Selon un nouveau rapport de l’ONU, un système obscur mais de grande envergure permettant aux entreprises de poursuivre les gouvernements en justice est « transformé en arme » par les industries des combustibles fossiles et des mines, mettant ainsi en péril les progrès dans les pays en développement.
Peu de temps après que l’Italie a approuvé l’interdiction des forages pétroliers en mer, en 2015, le pays a reçu des nouvelles alarmantes : une compagnie pétrolière britannique qui prévoyait de forer poursuivait le gouvernement en justice, réclamant des centaines de millions de dollars de compensation.
La société, appelée Rockhopper, n’a pas porté plainte devant les tribunaux italiens mais via un système d’arbitrage international qui permet aux investisseurs étrangers de poursuivre les gouvernements en justice.
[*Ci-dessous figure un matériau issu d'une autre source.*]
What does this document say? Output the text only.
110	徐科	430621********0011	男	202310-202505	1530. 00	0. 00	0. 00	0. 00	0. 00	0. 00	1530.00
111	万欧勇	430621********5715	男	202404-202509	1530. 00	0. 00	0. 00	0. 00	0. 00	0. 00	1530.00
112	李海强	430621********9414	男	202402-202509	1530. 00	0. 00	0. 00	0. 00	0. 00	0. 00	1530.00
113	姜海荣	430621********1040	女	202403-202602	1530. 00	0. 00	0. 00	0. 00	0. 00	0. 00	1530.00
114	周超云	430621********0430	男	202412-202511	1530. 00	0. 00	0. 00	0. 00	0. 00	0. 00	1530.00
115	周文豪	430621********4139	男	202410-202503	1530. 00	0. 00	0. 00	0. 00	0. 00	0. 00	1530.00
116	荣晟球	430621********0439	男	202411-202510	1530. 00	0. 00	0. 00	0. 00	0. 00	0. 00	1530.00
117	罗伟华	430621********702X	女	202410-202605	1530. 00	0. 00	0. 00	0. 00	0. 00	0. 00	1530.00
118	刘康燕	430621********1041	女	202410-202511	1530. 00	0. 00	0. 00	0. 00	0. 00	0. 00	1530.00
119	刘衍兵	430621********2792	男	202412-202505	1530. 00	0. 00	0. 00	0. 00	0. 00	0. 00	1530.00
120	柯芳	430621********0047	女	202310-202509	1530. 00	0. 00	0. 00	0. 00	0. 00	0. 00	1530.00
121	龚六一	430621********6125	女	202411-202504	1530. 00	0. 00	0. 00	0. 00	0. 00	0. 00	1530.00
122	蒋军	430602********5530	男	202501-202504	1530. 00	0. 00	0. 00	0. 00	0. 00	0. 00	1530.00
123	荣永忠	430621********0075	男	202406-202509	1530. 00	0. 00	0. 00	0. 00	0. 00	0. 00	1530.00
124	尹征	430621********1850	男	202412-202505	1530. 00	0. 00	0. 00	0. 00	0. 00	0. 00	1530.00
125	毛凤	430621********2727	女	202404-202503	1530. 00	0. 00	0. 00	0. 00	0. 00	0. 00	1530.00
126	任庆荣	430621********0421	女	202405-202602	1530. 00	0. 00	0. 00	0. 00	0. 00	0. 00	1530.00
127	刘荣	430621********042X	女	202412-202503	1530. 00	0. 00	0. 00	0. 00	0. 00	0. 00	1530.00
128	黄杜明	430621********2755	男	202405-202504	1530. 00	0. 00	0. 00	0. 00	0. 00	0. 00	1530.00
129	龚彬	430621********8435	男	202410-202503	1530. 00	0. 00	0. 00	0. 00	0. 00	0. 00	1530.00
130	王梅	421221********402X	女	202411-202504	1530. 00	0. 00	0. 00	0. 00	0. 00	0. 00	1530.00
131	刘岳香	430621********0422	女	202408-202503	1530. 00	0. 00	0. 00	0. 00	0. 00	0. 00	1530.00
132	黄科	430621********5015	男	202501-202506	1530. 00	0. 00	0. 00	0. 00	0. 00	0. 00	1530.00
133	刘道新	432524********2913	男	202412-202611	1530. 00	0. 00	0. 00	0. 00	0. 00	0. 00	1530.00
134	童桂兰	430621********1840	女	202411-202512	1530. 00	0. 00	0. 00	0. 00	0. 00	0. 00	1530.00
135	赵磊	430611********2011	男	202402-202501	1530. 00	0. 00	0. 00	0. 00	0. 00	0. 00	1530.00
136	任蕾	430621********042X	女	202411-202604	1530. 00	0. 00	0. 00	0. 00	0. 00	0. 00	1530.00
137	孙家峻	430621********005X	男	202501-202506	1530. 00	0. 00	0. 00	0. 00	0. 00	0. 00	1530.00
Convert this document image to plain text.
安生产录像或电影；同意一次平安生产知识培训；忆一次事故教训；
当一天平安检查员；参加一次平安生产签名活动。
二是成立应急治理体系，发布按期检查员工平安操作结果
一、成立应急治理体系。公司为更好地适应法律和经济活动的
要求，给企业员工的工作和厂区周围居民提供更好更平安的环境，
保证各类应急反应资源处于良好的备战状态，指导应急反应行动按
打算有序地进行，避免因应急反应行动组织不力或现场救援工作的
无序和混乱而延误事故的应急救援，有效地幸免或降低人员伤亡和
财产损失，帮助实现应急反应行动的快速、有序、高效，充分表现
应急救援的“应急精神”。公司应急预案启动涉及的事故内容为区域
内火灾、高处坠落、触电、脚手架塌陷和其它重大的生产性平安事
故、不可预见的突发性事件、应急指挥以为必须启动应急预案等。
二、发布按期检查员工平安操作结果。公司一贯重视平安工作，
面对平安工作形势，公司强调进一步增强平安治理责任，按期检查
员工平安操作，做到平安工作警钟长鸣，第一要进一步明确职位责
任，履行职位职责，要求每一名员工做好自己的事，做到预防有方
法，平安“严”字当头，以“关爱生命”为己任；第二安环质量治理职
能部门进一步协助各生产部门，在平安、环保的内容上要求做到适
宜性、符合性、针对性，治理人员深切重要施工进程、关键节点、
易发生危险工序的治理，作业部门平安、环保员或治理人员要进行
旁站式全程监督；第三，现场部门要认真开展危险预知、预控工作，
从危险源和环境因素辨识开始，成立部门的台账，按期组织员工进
L’année dernière, la société a gagné le procès et a ordonné au gouvernement italien de verser à Rockhopper environ 200 millions de dollars.
Jeudi, un expert des Nations Unies a averti que des cas comme ceux-ci pourraient être le début d’une vague de litiges qui menacerait de saper l’action climatique alors que les pays cherchent à abandonner progressivement le développement des combustibles fossiles.
David Boyd, le rapporteur spécial sur les droits de l’homme et l’environnement, a déclaré à un comité de l’Assemblée générale des Nations Unies que les gouvernements sont la cible de dizaines de poursuites judiciaires réclamant des centaines de millions, voire des milliards de dollars, dont beaucoup sont intentées par le pétrole et l’environnement. sociétés minières.
« S’il vous plaît, considérez à quel point ce système est fou », a déclaré Boyd aux délégués venus de nombreux pays présents à l’audience. « Les États qui tentent de lutter contre la crise climatique et environnementale et de sauvegarder les droits humains de leurs citoyens sont contraints de verser des milliards de dollars en compensation aux entreprises mêmes qui ont provoqué cette crise. Au lieu de faire payer les pollueurs, les États paient les pollueurs.
Boyd présentait les conclusions d’un rapport sur un aspect du droit international connu sous le nom de règlement des différends entre investisseurs et États, ou RDIE, qui a été consacré par un réseau de quelque 3 000 traités d’investissement et accords commerciaux, dont beaucoup datent des années 1990. Les accords offrent généralement des protections aux investisseurs étrangers et leur permettent de déposer des demandes d’arbitrage si les actions du gouvernement nuisent à leurs intérêts.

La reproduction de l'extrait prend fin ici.